2

Consider

def f(x,*args):
    intermediate = computationally_expensive_fct(x)
    return do_stuff(intermediate,*args)

The problem: For the same x, this function might be called thousands of times with different arguments (other than x) and each time the function gets called intermediate would be computed (Cholesky factorisation, cost O(n^3)). In principle however it is enough if for each x, intermediate is computed only once for each x and then that result would be used again and again by f with different args.

My idea To remedy this, I tried to create a global dictionary where the function looks up whether for its parameter x the expensive stuff has already been done and stored in the dictionary or whether it has to compute it:

if all_intermediates not in globals():
    global all_intermediates = {}

if all_intermediates.has_key(x):
    pass
else:
    global all_intermediates[x] = computationally_expensive_fct(x)

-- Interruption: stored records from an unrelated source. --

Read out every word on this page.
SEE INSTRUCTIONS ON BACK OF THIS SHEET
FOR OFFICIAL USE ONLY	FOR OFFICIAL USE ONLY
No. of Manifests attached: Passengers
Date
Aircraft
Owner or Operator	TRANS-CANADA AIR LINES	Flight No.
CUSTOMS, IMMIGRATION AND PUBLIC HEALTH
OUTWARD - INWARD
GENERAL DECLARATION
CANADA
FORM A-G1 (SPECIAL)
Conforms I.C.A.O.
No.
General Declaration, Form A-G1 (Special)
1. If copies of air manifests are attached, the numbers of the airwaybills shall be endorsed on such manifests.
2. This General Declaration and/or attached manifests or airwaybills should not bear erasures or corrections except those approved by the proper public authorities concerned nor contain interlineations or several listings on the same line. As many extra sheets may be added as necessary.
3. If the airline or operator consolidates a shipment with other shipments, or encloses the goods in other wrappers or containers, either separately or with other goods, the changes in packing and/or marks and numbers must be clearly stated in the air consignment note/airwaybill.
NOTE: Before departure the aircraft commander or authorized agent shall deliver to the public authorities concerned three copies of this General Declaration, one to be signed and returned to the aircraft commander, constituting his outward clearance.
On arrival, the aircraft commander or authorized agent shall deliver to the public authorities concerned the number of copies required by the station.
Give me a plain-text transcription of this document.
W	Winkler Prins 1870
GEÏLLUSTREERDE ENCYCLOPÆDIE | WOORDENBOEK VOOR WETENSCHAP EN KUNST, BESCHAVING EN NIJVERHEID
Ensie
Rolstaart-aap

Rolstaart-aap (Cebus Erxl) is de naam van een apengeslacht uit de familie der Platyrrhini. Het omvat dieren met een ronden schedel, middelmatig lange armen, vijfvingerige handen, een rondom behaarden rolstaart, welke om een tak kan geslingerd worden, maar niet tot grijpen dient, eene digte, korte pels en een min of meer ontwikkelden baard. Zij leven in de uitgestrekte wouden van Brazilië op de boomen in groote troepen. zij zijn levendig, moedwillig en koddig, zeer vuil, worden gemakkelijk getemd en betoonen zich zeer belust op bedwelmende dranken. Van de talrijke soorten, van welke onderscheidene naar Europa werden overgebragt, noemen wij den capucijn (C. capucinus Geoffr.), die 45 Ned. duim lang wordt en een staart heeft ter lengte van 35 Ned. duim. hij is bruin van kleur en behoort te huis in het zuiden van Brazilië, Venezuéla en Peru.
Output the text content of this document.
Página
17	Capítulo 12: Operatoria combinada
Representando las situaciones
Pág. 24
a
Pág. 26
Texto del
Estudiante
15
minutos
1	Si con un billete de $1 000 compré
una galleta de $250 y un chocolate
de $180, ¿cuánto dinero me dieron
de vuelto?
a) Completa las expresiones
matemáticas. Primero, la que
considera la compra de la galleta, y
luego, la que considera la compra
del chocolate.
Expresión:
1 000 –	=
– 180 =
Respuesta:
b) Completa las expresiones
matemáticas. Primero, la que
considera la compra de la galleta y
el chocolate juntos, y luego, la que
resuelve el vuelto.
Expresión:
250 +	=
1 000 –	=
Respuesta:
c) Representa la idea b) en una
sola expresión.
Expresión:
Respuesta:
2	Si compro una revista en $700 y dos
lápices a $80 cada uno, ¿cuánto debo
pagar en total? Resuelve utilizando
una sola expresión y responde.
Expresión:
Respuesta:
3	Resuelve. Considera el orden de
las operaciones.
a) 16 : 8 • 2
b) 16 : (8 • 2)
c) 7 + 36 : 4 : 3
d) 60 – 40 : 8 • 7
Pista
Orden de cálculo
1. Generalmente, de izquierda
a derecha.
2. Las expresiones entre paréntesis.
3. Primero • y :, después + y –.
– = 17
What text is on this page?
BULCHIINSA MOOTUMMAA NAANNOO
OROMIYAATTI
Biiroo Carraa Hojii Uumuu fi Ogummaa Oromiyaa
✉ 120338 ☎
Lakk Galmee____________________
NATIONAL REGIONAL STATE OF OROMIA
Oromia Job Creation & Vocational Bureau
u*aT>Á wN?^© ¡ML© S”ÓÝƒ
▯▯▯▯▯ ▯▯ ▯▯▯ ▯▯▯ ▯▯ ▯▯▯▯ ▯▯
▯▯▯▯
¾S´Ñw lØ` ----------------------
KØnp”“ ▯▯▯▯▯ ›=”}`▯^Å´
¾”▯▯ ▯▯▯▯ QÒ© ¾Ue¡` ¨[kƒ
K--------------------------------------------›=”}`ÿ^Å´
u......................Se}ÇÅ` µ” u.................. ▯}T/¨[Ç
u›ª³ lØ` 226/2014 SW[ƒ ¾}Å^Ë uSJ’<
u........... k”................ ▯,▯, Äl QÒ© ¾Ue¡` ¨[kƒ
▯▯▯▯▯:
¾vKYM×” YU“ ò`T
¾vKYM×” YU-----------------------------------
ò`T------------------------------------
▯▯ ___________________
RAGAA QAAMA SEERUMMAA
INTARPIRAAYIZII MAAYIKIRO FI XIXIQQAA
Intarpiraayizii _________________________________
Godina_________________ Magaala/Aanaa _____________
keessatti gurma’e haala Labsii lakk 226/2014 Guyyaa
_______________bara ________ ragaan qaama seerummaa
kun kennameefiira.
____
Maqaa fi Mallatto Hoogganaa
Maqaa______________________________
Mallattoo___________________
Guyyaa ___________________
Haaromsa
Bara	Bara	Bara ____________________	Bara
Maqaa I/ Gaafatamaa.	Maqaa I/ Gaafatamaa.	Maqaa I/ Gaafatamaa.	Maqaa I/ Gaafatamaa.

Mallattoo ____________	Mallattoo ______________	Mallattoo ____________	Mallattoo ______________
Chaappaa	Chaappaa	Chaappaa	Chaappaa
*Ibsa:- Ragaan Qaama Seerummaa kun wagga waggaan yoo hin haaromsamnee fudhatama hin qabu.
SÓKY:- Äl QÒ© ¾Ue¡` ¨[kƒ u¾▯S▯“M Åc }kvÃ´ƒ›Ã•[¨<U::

It turns out I can't do this because globals() is a dict itself and you can't hash dicts in python. I'm a novice programmer and would be happy if someone could point me towards a pythonic way to do what I want to achieve.

Ben
  • 465
  • 2
  • 6
  • 17
  • 1
    This is usually called `@memoize`. https://wiki.python.org/moin/PythonDecoratorLibrary#Memoize I've not figured out why the answers are reinventing the wheel. I don't see the need to muck about with globals (which is unkind to readers of the code). – msw Dec 19 '15 at 14:35
  • @msw I was reinventing the wheel as I didn't know about `@memoize`. And thanks for pointing to this. May be you should add your comment as answer. – taskinoor Dec 19 '15 at 14:50

3 Answers3

2

Solution

A bit more lightweight than writing a decorator and without accessing globals:

def f(x, *args):
    if not hasattr(f, 'all_intermediates'):
        f.all_intermediates = {}
    if x not in f.all_intermediates:
        f.all_intermediates[x] = computationally_expensive_fct(x)
    intermediate = f.all_intermediates[x]
    return do_stuff(intermediate,*args)

Variation

A variation that avoids the if not hasattr but needs to set all_intermediates as attribute of f after it is defined:

def f(x, *args):
    if x not in f.all_intermediates:
        f.all_intermediates[x] = computationally_expensive_fct(x)
    intermediate = f.all_intermediates[x]
    return do_stuff(intermediate,*args)
f.all_intermediates = {}

This caches all_intermediates as an attribute of the function itself.

Explanation

Functions are objects and can have attributes. Therefore, you can store the dictionary all_intermediates as an attribute of the function f. This makes the function self contained, meaning you can move it to another module without worrying about module globals. Using the variation shown above, you need move f.all_intermediates = {} along with function.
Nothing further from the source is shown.